Restarting a VMware server after a power outage can lead to a situation in which the datastore disappears or becomes unavailable. The causes may vary, but the most common include damage to the LUN pointer on the SAN array, multipath errors and RAID controller failures. If the VMFS partition table that stores partition information is damaged, the server is unable to load the data correctly.

As a result, the datastore may appear in vSphere as unknown or may not appear at all, while the virtual machine icons turn grey and cannot be started.

Symptoms of datastore loss after a restart

Symptoms of datastore issues are usually clear — administrators may notice warnings in ESXi logs such as Lost access to volume/vmfs/volumes/[UUID]. Even though the LUN may still be visible and online on the SAN array, the ESXi host may refuse to mount it, which means no access to the virtual machines and their VMDK files. In such a situation, it is critical not to take rash actions such as rescanning the HBA or removing the LUN, because this can destabilize the metadata and make the situation worse.

Step by step to LUN recovery: our proven procedure In these cases, RAID/NAS reconstruction is based on rebuilding the actual layout and parameters of the array, not on guesswork.

Step by step: datastore recovery

To recover a lost datastore effectively, you need to act methodically and carefully. The first step is to analyze and secure the current state of the infrastructure. It is important to stop all repair attempts immediately, because accidental actions may cause further damage. Next, we verify the condition of the SAN array and confirm that the LUN is in an optimal state. We also recommend creating a full ESXi configuration backup using vSphere CLI and, if possible, taking a snapshot of the LUN on the array.
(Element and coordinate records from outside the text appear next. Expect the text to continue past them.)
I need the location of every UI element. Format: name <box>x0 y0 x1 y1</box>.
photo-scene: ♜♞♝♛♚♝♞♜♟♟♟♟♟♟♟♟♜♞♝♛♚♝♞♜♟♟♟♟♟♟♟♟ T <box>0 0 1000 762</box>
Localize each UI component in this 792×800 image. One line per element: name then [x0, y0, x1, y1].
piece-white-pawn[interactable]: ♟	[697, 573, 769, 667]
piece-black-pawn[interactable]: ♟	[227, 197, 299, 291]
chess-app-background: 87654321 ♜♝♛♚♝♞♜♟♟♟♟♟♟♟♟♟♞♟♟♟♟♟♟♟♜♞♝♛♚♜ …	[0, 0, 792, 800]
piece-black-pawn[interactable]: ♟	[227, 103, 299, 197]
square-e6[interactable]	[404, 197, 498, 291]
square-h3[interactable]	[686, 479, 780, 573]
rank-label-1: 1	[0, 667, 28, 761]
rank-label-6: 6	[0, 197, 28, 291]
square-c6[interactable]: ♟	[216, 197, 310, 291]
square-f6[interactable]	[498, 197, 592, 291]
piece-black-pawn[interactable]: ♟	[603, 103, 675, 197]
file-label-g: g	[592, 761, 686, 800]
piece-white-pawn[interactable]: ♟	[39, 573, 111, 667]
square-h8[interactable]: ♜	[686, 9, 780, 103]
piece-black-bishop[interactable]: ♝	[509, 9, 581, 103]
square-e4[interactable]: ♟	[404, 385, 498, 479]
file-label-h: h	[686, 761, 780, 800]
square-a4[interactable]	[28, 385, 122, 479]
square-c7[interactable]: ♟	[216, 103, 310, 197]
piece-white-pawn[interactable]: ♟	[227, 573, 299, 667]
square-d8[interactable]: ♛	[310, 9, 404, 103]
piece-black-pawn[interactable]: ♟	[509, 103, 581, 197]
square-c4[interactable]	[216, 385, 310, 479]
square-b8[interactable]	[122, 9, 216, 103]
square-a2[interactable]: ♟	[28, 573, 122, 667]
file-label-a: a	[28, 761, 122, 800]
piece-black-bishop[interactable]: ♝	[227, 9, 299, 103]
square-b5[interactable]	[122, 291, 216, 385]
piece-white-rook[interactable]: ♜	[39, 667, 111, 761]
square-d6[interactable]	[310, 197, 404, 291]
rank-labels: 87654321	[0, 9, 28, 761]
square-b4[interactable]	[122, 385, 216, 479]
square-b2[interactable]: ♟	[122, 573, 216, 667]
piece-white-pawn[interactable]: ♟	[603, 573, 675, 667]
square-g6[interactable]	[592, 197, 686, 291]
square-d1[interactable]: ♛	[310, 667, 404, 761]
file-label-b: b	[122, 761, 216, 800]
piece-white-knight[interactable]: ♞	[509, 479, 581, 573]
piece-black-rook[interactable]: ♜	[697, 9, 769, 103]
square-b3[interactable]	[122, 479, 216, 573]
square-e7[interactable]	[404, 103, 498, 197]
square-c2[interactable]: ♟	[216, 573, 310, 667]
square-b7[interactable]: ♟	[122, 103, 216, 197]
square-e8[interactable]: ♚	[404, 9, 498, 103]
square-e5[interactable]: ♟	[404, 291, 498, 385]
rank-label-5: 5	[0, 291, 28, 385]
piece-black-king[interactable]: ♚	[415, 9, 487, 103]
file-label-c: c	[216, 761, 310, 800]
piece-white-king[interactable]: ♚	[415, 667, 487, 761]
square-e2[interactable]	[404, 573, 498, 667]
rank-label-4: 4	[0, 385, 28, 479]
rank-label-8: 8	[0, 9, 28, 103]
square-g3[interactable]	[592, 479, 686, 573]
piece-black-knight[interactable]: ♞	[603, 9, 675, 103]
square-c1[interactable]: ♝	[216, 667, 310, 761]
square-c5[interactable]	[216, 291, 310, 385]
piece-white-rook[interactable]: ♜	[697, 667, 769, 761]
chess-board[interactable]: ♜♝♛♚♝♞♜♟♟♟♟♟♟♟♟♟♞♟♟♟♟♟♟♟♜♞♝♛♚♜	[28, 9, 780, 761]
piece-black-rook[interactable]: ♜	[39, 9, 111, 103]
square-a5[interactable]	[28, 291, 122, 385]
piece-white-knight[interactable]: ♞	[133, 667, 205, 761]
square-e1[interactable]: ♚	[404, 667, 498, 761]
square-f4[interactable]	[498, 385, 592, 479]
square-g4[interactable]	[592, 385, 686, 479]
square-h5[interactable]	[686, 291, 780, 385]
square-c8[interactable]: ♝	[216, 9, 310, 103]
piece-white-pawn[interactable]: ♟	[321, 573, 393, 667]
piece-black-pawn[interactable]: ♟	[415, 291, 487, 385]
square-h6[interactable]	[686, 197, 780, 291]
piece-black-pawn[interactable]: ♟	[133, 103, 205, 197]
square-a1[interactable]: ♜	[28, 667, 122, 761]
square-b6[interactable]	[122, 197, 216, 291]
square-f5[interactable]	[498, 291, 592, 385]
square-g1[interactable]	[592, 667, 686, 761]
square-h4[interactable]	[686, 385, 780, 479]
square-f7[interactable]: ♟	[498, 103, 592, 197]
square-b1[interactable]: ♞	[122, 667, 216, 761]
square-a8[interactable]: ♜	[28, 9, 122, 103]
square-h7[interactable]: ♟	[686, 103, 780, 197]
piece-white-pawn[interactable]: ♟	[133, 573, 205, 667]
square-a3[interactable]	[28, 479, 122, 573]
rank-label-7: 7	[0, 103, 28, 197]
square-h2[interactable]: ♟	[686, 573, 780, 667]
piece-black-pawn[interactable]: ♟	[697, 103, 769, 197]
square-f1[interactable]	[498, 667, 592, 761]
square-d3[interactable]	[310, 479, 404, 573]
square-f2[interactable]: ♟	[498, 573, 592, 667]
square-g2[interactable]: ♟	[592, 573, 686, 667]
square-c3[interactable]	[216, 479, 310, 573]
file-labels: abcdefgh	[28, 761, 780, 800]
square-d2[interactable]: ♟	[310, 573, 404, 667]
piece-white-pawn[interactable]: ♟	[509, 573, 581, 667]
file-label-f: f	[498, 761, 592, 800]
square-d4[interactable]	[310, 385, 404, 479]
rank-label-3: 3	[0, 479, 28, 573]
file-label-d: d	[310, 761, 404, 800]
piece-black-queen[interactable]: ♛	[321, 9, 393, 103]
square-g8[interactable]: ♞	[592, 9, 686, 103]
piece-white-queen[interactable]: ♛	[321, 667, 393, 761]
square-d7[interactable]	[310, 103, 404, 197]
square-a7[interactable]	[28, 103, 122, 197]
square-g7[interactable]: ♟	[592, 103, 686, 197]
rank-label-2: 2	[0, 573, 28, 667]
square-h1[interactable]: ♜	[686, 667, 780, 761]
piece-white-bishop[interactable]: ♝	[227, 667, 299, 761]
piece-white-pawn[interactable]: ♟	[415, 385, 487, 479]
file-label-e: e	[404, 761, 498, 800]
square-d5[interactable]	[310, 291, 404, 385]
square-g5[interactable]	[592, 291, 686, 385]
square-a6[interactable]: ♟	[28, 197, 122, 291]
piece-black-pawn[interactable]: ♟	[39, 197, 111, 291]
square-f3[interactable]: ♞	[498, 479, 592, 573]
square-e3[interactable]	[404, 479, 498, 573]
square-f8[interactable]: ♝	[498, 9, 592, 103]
The next step is deep diagnostics, including disk imaging and RAID structure analysis. This allows us to reconstruct the array in a virtual environment and locate the beginning of the VMFS partition. If we find any damage to the partition table, we use specialist tools to repair VMFS according to its exact version.

It is extremely important to carry out all of these actions with caution in order to minimize the risk of further data loss during recovery. In cases of serious damage, we rely on proven methods that have repeatedly allowed us to restore virtual machines to operational condition efficiently.

Case study: how we recovered 40 virtual machines in 48 hours

Faced with a crisis, the financial company found itself in a situation that could have crippled its operations. After a planned VMware server restart, two out of five datastores disappeared, making it impossible to start forty virtual machines. In a rushed attempt to save the situation, the administration team decided to rescan the storage adapter, which unfortunately damaged the partition table. Knowing how critical speed is in incidents like this, our team started emergency actions immediately.

The first four hours after the report were spent collecting the drives from the client’s office in Warsaw. We then focused on imaging 24 drives, each with a capacity of 2 TB. The next phase was a virtual reconstruction of the RAID 10 array and VMFS repair, which took another eight hours.

We divided the entire process into staged tasks to maximize efficiency. In the end, after 48 hours, we restored all 40 virtual machines, reducing downtime to only eight hours and saving the company an estimated PLN 500,000 in losses.